Lorsqu'elle lui tapota l'épaule, le garçon se raidit mais ne broncha pas. « Merci, Mademoiselle Tang. Je m'appelle Tang Yu, et je suis un assassin du clan Tang. Je suis là pour vous protéger lors de votre retour au clan Tang. »

Tang Shijiu fit un léger « Oh ». Elle avait déjà deviné dans la calèche que celui qui était en conflit avec elle était très probablement cette secte qui portait le même nom de famille qu'elle, elle ne fut donc pas particulièrement surprise lorsque Tang Yu le dit.

«

Quand le clan Tang présente ses assassins, êtes-vous toujours aussi ouverts et naturels pour affirmer votre appartenance à ce clan

?

» Cependant, elle ne put s'empêcher de se demander

: «

Les assassins ne devraient-ils pas être mystérieux et garder leur identité secrète

? Les assassins d'aujourd'hui sont-ils tous si francs

?

»

Tang Yu a déclaré sérieusement : « Ils sont tous comme ça, sauf moi. »

"Pourquoi?"

Tang Yu a dit : « Parce que je suis paresseux, trop paresseux pour mentir.

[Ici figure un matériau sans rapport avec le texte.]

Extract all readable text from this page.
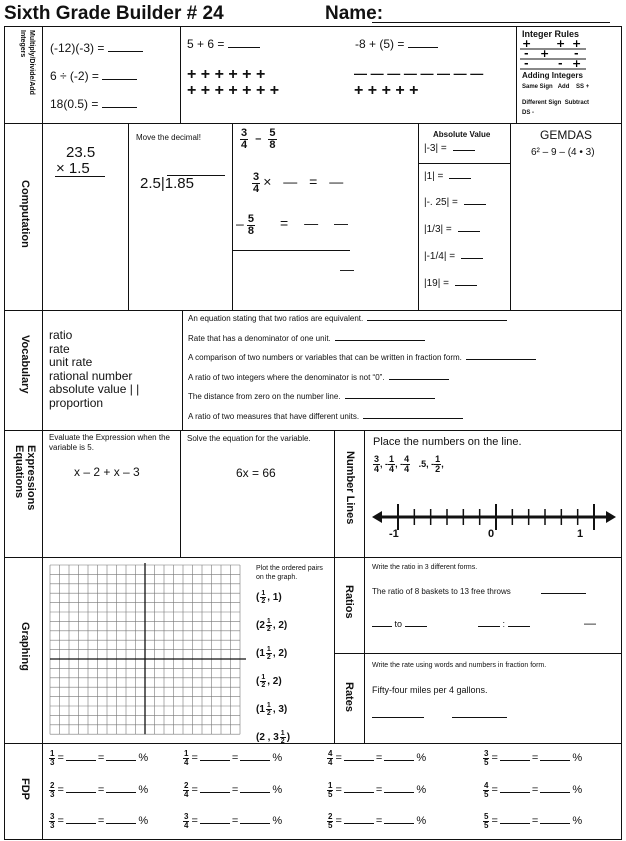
Sixth Grade Builder # 24	Name:
Multiply/Divide/Add Integers
Computation
Vocabulary
Expressions Equations
Graphing
FDP
(-12)(-3) =
6 ÷ (-2) =
18(0.5) =
5 + 6 =	-8 + (5) =
+ + + + + +
+ + + + + + +
— — — — — — — —
+ + + + +
Integer Rules
+ + +
- + -
-	- +
Adding Integers
Same Sign Add SS +
Different Sign Subtract
DS -
23.5
× 1.5
Move the decimal!
2.5|1.85
$\frac{3}{4} - \frac{5}{8}$
$\frac{3}{4}$ × — = —
– $\frac{5}{8}$ = — —
—
Absolute Value
|-3| =
|1| =
|-. 25| =
|1/3| =
|-1/4| =
|19| =
GEMDAS
6² – 9 – (4 • 3)
ratio
rate
unit rate
rational number
absolute value | |
proportion
An equation stating that two ratios are equivalent.
Rate that has a denominator of one unit.
A comparison of two numbers or variables that can be written in fraction form.
A ratio of two integers where the denominator is not “0”.
The distance from zero on the number line.
A ratio of two measures that have different units.
Number Lines
Evaluate the Expression when the variable is 5.
x – 2 + x – 3
Solve the equation for the variable.
6x = 66
Place the numbers on the line.
$\frac{3}{4}$ , - $\frac{1}{4}$ , - $\frac{4}{4} .5$, - $\frac{1}{2}$ ,
-1	0	1
Ratios
Rates
Plot the ordered pairs on the graph.
( $\frac{1}{2}$ , 1)
($2 \frac{1}{2}$ , 2)
($1 \frac{1}{2}$ , 2)
( $\frac{1}{2}$ , 2)
($1 \frac{1}{2}$ , 3)
(2 , $3 \frac{1}{2}$ )
Write the ratio in 3 different forms.
The ratio of 8 baskets to 13 free throws
to	:	—
Write the rate using words and numbers in fraction form.
Fifty-four miles per 4 gallons.
$\frac{1}{3}$ =	=	%	$\frac{1}{4}$ =	=	%	$\frac{4}{4}$ =	=	%	$\frac{3}{5}$ =	=	%
$\frac{2}{3}$ =	=	%	$\frac{2}{4}$ =	=	%	$\frac{1}{5}$ =	=	%	$\frac{4}{5}$ =	=	%
$\frac{3}{3}$ =	=	%	$\frac{3}{4}$ =	=	%	$\frac{2}{5}$ =	=	%	$\frac{5}{5}$ =	=	%
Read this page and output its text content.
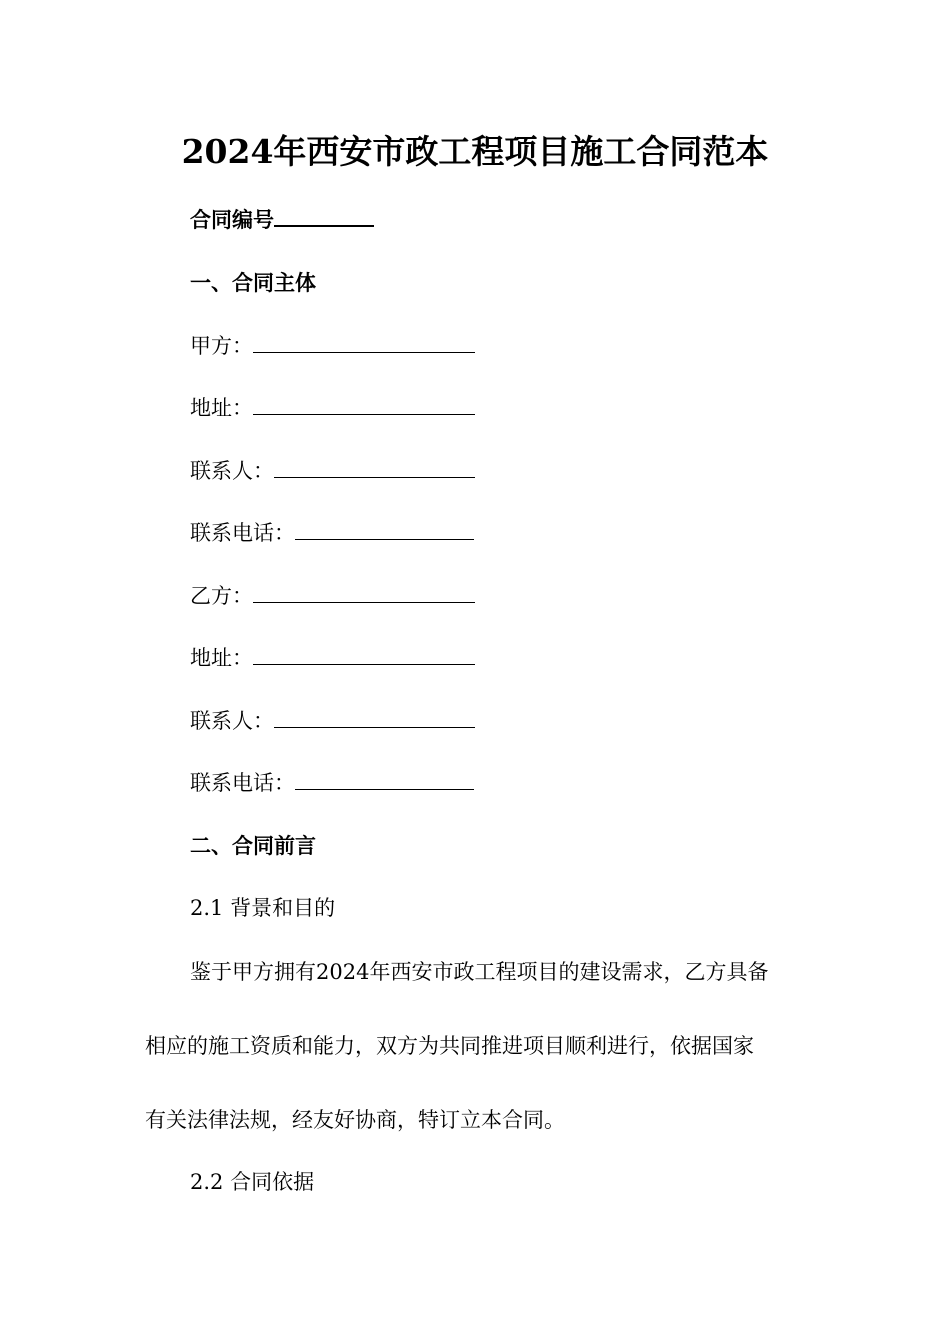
2024年西安市政工程项目施工合同范本
合同编号
一、合同主体
甲方：
地址：
联系人：
联系电话：
乙方：
地址：
联系人：
联系电话：
二、合同前言
2.1 背景和目的
鉴于甲方拥有2024年西安市政工程项目的建设需求，乙方具备
相应的施工资质和能力，双方为共同推进项目顺利进行，依据国家
有关法律法规，经友好协商，特订立本合同。
2.2 合同依据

De toute façon, s'il le faut, je les tuerai tous, alors naturellement personne ne saura ce que je fais. »

Il l'a dit si naturellement, et pourtant sans raison apparente, que cela a donné la chair de poule à Nineteen.

Tang Yu a clairement perçu le malaise de Dix-neuf et a dit : « N'aie pas peur, je ne te tuerai pas. »

« Euh, merci. » En réalité, il n'avait aucune idée de pourquoi il devrait la remercier, mais si Tang Yu voulait tuer quelqu'un sur-le-champ, Tang Shijiu serait effectivement impuissant à résister.